So you need a contrast CT or MRI - now what?
Sometimes it's necessary to get a contrast study. You know what? It's ok. Sometimes it's needed to figure out what is going on or rule out something bad. What you can do is have the best material for the study and know how to detox after!
What is crazy is that no one talks about the side effects associated with the contrast media! I am going to go through the different types.
MRI contrast Best choice: CLARISCA (gadoterate meglumine Macrocyclic, ionic Gadolinium is retained for months or years in several organs. The highest concentrations have been identified in the bone, followed by brain, skin, kidney, liver and spleen. The duration of retention also varies by tissue and is longest in bone.
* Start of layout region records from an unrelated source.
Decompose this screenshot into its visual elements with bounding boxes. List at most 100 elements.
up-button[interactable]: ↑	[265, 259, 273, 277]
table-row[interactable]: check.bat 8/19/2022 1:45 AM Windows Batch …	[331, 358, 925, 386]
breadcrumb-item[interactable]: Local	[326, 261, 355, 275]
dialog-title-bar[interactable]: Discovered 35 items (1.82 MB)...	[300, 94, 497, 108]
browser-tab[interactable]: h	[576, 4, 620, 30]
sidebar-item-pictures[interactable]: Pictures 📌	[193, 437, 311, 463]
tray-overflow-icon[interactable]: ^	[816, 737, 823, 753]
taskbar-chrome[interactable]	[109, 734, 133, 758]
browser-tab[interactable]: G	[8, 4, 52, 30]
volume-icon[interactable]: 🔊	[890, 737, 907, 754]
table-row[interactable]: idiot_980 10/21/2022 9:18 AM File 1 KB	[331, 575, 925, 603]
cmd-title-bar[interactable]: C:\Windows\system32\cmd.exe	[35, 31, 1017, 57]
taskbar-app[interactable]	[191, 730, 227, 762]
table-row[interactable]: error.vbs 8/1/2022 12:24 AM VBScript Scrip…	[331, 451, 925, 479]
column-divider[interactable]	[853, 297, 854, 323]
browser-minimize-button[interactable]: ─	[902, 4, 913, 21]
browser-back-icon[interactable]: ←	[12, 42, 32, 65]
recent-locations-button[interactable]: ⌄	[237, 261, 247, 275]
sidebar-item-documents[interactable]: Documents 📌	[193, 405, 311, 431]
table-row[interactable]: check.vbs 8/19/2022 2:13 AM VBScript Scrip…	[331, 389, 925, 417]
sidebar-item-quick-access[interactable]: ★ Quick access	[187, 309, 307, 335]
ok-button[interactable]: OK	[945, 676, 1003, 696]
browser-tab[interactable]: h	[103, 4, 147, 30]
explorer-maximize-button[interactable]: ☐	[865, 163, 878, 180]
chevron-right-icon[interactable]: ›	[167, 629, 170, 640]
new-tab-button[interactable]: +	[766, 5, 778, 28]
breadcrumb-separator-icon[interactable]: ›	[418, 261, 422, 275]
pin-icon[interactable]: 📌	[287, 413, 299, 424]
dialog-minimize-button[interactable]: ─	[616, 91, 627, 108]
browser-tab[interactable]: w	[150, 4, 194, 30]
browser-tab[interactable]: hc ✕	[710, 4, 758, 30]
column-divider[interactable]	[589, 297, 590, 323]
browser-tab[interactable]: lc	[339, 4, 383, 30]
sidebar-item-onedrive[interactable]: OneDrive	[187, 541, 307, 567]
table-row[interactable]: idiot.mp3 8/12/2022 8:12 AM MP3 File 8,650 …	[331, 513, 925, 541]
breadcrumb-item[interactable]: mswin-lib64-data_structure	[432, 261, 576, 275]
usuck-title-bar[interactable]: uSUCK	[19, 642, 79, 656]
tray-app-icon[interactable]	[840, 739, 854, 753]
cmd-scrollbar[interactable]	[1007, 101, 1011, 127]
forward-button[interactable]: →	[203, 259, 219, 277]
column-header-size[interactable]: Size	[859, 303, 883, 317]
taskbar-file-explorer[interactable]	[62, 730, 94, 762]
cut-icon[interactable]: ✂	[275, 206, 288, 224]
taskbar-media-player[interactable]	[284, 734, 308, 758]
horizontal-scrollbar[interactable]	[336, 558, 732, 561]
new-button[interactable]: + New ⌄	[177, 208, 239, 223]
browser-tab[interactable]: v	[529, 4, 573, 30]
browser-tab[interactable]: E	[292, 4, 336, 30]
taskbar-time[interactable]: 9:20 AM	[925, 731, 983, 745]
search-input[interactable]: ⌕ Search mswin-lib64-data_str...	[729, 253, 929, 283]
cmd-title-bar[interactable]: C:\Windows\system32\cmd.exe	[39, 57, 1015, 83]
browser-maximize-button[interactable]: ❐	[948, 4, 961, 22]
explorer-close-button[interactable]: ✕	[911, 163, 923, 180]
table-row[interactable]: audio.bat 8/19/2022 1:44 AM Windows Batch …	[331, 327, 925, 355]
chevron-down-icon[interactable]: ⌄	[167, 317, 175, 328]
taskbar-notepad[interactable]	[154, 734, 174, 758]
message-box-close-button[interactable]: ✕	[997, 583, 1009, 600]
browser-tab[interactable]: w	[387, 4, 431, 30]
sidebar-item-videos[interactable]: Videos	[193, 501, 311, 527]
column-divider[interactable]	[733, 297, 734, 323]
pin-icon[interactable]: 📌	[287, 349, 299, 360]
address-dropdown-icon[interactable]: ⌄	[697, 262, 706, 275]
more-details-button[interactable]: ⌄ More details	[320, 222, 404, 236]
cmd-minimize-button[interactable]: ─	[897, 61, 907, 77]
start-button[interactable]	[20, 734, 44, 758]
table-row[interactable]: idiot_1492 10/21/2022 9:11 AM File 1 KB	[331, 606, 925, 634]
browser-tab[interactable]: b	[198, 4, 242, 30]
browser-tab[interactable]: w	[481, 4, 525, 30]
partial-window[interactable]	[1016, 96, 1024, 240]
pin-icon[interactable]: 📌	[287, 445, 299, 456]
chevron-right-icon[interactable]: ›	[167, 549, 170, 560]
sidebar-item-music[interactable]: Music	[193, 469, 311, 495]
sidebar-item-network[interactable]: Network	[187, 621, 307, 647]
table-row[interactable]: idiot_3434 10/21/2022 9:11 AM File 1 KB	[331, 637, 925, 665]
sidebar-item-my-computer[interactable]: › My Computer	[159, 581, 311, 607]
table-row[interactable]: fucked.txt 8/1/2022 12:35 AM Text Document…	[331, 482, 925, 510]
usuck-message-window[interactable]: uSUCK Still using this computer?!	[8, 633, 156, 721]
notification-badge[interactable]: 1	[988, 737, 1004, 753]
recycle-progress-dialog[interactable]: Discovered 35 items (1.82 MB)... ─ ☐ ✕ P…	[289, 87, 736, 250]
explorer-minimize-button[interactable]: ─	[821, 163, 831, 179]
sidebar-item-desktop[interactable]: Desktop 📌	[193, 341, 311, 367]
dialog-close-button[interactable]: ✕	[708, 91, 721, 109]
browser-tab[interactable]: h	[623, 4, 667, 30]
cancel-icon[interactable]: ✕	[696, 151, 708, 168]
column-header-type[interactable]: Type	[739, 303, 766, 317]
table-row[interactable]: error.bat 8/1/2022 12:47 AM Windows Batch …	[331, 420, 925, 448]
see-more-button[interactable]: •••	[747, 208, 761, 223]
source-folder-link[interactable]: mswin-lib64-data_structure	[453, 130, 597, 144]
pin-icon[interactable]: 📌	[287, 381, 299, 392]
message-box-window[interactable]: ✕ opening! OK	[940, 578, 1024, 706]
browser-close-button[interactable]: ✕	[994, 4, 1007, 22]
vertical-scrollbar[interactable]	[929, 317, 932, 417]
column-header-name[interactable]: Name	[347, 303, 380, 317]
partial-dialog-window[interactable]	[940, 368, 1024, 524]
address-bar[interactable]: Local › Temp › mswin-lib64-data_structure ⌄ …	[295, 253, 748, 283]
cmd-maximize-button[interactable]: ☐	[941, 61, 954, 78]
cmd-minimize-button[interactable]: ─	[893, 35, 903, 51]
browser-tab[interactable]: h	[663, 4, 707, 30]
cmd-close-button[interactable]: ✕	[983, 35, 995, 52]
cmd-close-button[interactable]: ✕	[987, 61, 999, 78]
Linear GBCAs cause more retention than macrocyclic GBCAs. (Keep in mind also risk of kidney injury with MRI contrast) Gadodiamide (Omniscan) Gadoteridol (Prohance) Gadobenate dimeglumine (MultiHance) Osmolar, non-ionic.
Detoxification protocol: Supplements- Healthology by Dr. Jen
NAC 500 mg twice a day for 1-2 weeks before and 2 weeks after
For 2- 4 weeks post Binder.Pro 1 capsule twice a day (2 hours separate from food and other supplements)
-Epsom salt baths
-Healthy diet and hydration including cilantro, garlic, Energy Bits
EDTA under supervision of a physician (IV, Oral, Rectal)
EDTA Suppositories 750 mg
- 1 a night for five days
- 1 every other day thereafter for a total of 4 weeks #21
A huge concern is acute kidney injury (AKI)
Steps to mitigate the risk:
Limit amount of contrast
Use less toxic contrast material
Mulithance - breaks down faster linear
Low-Osmolar Contrast Media (LOCM)
OMNIPAQUE (iohexol) (Higher rate of AKI)
HEXABRIX (ioxaglate) (Higher rate of AKI)
Iso-Osmolar Contrast Media (IOCM)
VISIPAQUE (iodixanol) (Lower rate of AKI)
Hands down VISIPAQUE
If you can't get that asked for a less nephrotoxic LOCM
Follow Detox protocol.
PEG (Polyethylene Glycol) in synthetic phospholipids echo contrast medium
Optison (only FDA approved ultrasound enhancing agent that doesn't contain PEG)
Uses albumin microspheres (best choice)
Synthetic lipids kidneys issues
Optiscan concern for crossing BBB, this is concern in the synthetic contrast mediums also.
What do you do?
Ask what type of contrast your local hospital uses.
They usually pick based on cost (You know because saving money is more important then saving kidneys)
Also, it could be because supply chain has a relationship with a certain company.
VOTE WITH YOUR DOLLAR.
Op OUT of hospitals that carry crappy testing materials and go to a hospital that cares about outcomes more than a profit.
Talk with doctors in the hospital to make the change. (In my experience it's usually the physicians that operate and make the hospital the most money that they will listen to- think surgeons).
YOU DESERVE BETTER. When it comes down to it- it's all about making money. You have to advocate for yourself to get the best.